Directed by seasoned screenwriter David Koepp, from a screenplay by him and John Kamps, Ghost Town is a largely uninspired parody of Ghost, The Sixth Sense, Heart and Souls and the like. However, there’s also a sly nod to an older source: Charles Dickens’s A Christmas Carol. Bertram is really Scrooge transplanted to the Upper East Side, complete with apparitions, a cheery foil (Bertram’s South Asian dental partner, played by Aasif Mandivi) and a broken heart to explain his misanthropy. There’s even a faint echo of Dickens in some of his lines.
It’s a perfect role for Gervais, who specializes in the antisocial boor. He plays grumpy Bertram with waspish zest. And yes, there is a little bit of The Office’s David Brent in his performance, as well as Andy Millman, his alter ego from Extras. The first half of Ghost Town has some of the zing of those two series, especially when Bertram confronts an evasive surgeon (Kristen Wiig) about his botched colonoscopy, or uses nitrous oxide to extract information from one of his dental patients. It’s when the story takes a turn toward the sincere that it loses its momentum. Koepp and Kamps, having shown some comic bite, suddenly decide to gum us with heartwarming slobber that will make Gervais fans gag.
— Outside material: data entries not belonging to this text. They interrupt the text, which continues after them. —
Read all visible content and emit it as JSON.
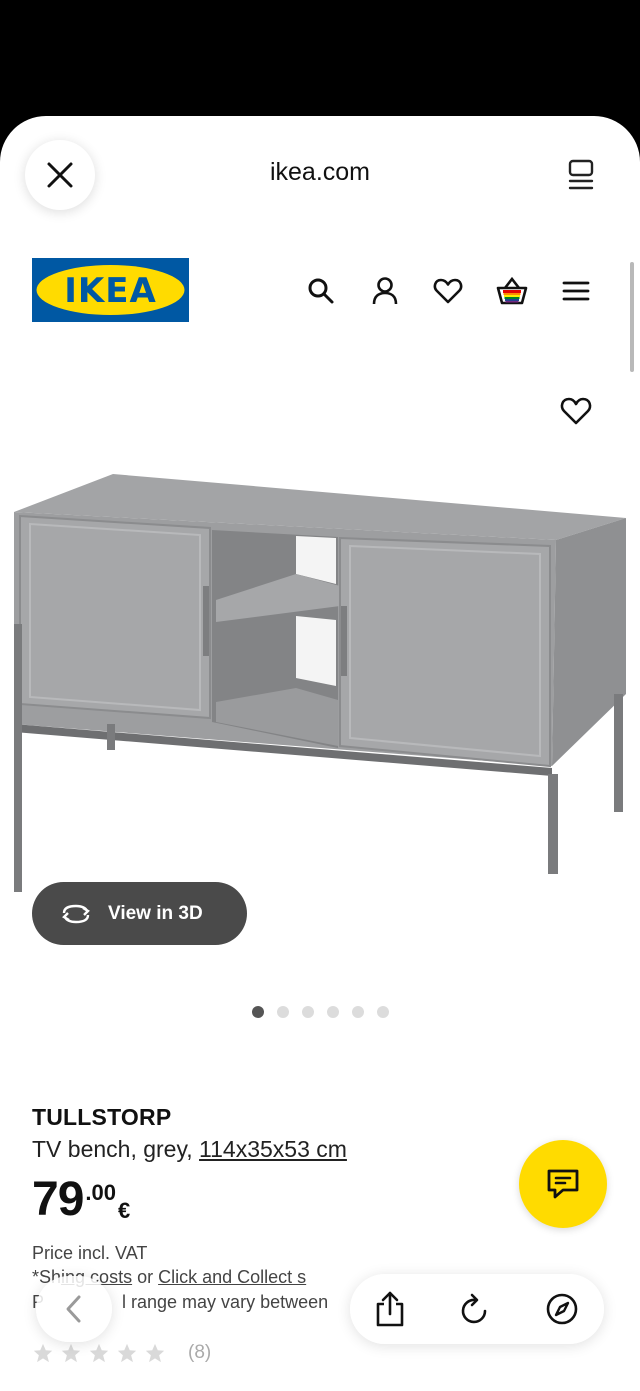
{
  "browser": {
    "url": "ikea.com"
  },
  "site": {
    "logo_text": "IKEA"
  },
  "product": {
    "view_3d_label": "View in 3D",
    "carousel": {
      "count": 6,
      "active_index": 0
    },
    "name": "TULLSTORP",
    "description_prefix": "TV bench, grey, ",
    "dimensions": "114x35x53 cm",
    "price_integer": "79",
    "price_decimal": ".00",
    "currency": "€",
    "price_note": "Price incl. VAT",
    "shipping_prefix": "*Sh",
    "shipping_link": "ing costs",
    "shipping_or": " or ",
    "click_collect_link": "Click and Collect s",
    "range_prefix": "P",
    "range_text": "l range may vary between",
    "rating_count": "(8)",
    "rating_stars": 5
  },
  "colors": {
    "ikea_blue": "#0058a3",
    "ikea_yellow": "#ffdb00",
    "view3d_bg": "#4a4a4a"
  },
  "icons": {
    "close": "close-icon",
    "tabs": "tabs-icon",
    "search": "search-icon",
    "account": "person-icon",
    "wishlist": "heart-icon",
    "basket": "basket-icon",
    "menu": "hamburger-menu-icon",
    "chat": "chat-icon",
    "back": "chevron-left-icon",
    "share": "share-icon",
    "reload": "reload-icon",
    "compass": "compass-icon"
  }
}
Bertram (Ricky Gervais, left) tries to win over Gwen (Tea Leoni) with help from the ghost of her late husband, Frank (Greg Kinnear). (DreamWorks Pictures) It’s a shame, since the man has the capacity to be a dramatic actor. Like some of the great comedians (Peter Sellers springs to mind), Gervais seems to possess an inner core of melancholy. At his best, he walks the knife-edge between laughter and pathos beautifully. Think of that funny/mortifying scene in Extras when David Bowie made up a nasty song mocking Andy Millman — Andy sat there, listening politely, his ego crumbling like a biscuit in hot tea. Ghost Town doesn’t give Gervais the same opportunity for subtlety. It goes soft and mushy, all teary eyes and gooey strings, even as he struggles to give Bertram a quietly credible conversion from grinch to good guy.
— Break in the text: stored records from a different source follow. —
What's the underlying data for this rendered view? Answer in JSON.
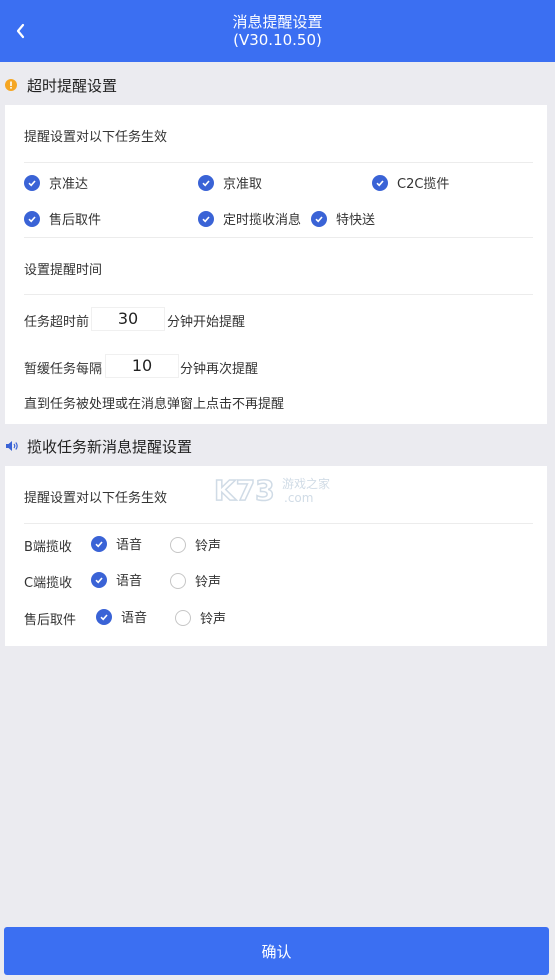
{
  "header": {
    "title": "消息提醒设置",
    "version": "(V30.10.50)"
  },
  "timeout_section": {
    "title": "超时提醒设置",
    "applies_label": "提醒设置对以下任务生效",
    "tasks": [
      {
        "label": "京准达",
        "checked": true
      },
      {
        "label": "京准取",
        "checked": true
      },
      {
        "label": "C2C揽件",
        "checked": true
      },
      {
        "label": "售后取件",
        "checked": true
      },
      {
        "label": "定时揽收消息",
        "checked": true
      },
      {
        "label": "特快送",
        "checked": true
      }
    ],
    "time_label": "设置提醒时间",
    "before_prefix": "任务超时前",
    "before_value": "30",
    "before_suffix": "分钟开始提醒",
    "snooze_prefix": "暂缓任务每隔",
    "snooze_value": "10",
    "snooze_suffix": "分钟再次提醒",
    "note": "直到任务被处理或在消息弹窗上点击不再提醒"
  },
  "pickup_section": {
    "title": "揽收任务新消息提醒设置",
    "applies_label": "提醒设置对以下任务生效",
    "rows": [
      {
        "label": "B端揽收",
        "voice": "语音",
        "ring": "铃声",
        "selected": "voice"
      },
      {
        "label": "C端揽收",
        "voice": "语音",
        "ring": "铃声",
        "selected": "voice"
      },
      {
        "label": "售后取件",
        "voice": "语音",
        "ring": "铃声",
        "selected": "voice"
      }
    ]
  },
  "watermark": {
    "text": "K73",
    "sub": "游戏之家",
    "domain": ".com"
  },
  "footer": {
    "confirm_label": "确认"
  },
  "colors": {
    "primary": "#3b6ff2",
    "check": "#3a63d6",
    "warning": "#f5a623"
  }
}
The angular Gwen, bristling with neurotic tics, is an amusing contrast to Gervais’s stocky cynic. Leoni hasn’t had a really funny role since Flirting with Disaster, but she’s quite enjoyable in this movie; here, her skittish style translates convincingly as the wariness of a woman previously betrayed. As her late husband, the smarmy Kinnear looks like he’s lifted his comic mannerisms from old Jack Lemmon movies – without borrowing any of Lemmon’s charm. Most of the minor performances are forgettable, save for Saturday Night Live’s Wiig; she contributes a hilarious cameo as the ditzy surgeon obsessed with her spray-on tan.
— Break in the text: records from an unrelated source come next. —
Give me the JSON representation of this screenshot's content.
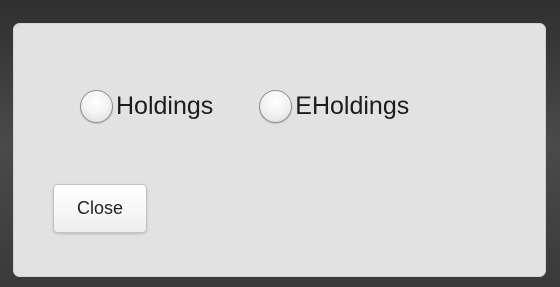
{
  "dialog": {
    "radio_options": [
      {
        "label": "Holdings",
        "selected": false
      },
      {
        "label": "EHoldings",
        "selected": false
      }
    ],
    "close_label": "Close"
  },
  "colors": {
    "backdrop": "#3f3f3f",
    "dialog_background": "#e2e2e2",
    "text": "#1c1c1c"
  }
}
Ghost Town reminds me of Tina Fey’s feature debut, Baby Mama – another so-so movie that fails to exploit the comic potential of a terrific TV comedian. Why did Gervais pick this picture as his first starring vehicle? My guess is that, like so many films, it looked a lot better on paper. Actually, the real mystery of Ghost Town is why Gervais’s dentist character has such bad teeth. Physician, heal thyself.
Ghost Town opens Sept. 19.
Martin Morrow writes about the arts for CBCNews.ca.